Phase 2: The Trap (Toxic Flow Attack)

This innocent-looking instruction forces the agent to change its task, turning a code review into an insider threat.

Toxic Flow Attack

As illustrated in the diagram, the attack unfolds as follows:

  1. The Trigger: The agent ingests the pull request, assuming it’s safe.
  2. The Compromise: A hidden prompt inside the PR instructs the agent to fetch internal data from a private, confidential repository.
  3. The Leak: The agent, trusting its instructions, posts the sensitive data in a public comment.

This isn’t a failure of the agent. It’s a success at the wrong task. Instead of following the original intent ("Review the PR"), it adopts the attacker’s intent ("Leak the code").

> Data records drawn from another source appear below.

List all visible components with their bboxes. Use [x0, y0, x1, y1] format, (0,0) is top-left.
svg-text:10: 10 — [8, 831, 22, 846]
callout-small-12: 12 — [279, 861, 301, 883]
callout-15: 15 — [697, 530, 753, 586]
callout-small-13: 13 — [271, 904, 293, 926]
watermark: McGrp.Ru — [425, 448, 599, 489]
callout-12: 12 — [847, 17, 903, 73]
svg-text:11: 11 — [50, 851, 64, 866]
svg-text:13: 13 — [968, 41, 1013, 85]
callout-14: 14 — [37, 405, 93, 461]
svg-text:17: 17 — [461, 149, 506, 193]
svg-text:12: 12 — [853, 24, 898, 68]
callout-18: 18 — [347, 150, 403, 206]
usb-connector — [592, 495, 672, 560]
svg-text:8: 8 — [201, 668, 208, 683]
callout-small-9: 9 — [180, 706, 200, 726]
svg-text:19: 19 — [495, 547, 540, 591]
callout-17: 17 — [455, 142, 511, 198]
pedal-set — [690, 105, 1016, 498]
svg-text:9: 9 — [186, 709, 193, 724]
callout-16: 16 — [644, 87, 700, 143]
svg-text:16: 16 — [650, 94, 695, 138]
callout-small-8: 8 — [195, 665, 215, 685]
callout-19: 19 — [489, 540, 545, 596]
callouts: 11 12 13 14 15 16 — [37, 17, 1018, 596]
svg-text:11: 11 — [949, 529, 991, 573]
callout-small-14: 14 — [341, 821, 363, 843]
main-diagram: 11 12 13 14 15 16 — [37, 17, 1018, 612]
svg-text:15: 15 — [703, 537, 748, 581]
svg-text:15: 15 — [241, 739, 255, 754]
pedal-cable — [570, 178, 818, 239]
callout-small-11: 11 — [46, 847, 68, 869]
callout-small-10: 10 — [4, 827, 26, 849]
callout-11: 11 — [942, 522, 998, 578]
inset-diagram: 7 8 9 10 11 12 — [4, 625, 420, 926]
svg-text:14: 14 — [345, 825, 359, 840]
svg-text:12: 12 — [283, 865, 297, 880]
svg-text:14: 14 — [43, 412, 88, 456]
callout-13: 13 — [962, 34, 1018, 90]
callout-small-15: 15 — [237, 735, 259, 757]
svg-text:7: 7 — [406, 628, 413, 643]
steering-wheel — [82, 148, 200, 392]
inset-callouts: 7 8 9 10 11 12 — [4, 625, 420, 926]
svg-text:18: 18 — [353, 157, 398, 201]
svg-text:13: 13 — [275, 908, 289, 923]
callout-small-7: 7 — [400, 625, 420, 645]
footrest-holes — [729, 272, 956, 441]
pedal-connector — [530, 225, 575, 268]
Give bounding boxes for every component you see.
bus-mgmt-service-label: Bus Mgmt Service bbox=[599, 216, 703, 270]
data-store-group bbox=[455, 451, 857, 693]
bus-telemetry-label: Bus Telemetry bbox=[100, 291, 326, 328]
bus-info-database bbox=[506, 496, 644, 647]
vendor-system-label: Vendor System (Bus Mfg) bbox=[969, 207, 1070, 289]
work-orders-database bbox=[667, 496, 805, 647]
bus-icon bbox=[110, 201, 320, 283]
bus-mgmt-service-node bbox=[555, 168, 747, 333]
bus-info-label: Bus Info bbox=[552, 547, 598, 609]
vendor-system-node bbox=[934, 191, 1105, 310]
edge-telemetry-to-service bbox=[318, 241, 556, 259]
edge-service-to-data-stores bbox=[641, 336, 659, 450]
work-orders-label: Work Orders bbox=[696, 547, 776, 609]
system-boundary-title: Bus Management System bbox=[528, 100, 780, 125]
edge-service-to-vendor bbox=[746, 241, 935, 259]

Traditional security tools won’t catch this because the code itself isn’t malicious — the context is.

Data Leak

Phase 3: The Intervention

So, how do you stop an agent that is technically "allowed" to read code and post comments? The answer lies in guardrails that understand the sequence of actions.

We ran the same scenario, but this time with MCP Armor enabled. The result was very different:

MCP Armor Guardrails

  1. Interception: The MCP Armor sits between the agent and the tools (GitHub).
  2. Detection: The MCP Armor observes the agent performing an internal read (fetching private data) and immediately attempting to post externally (exposing it in a public comment).
  3. Intent Verification: The system identifies that exposing private data violates security policy and deviates from the review goal, blocking the operation.

The MCP Armor detects the violation and prevents the leak, flagging it as a Toxic Flow.

Violation Prevented

The Takeaway

As we move from Chatbots to Agents, LLMs are gaining the ability to execute code and manage data.

But relying on the model to know better, or on simple classifiers to catch polite injections, isn’t enough. Behavioral guardrails are essential to ensure actions stay aligned with user intent, even when prompts look harmless.

Is your agent prepared to recognize these risks before they cause real impact?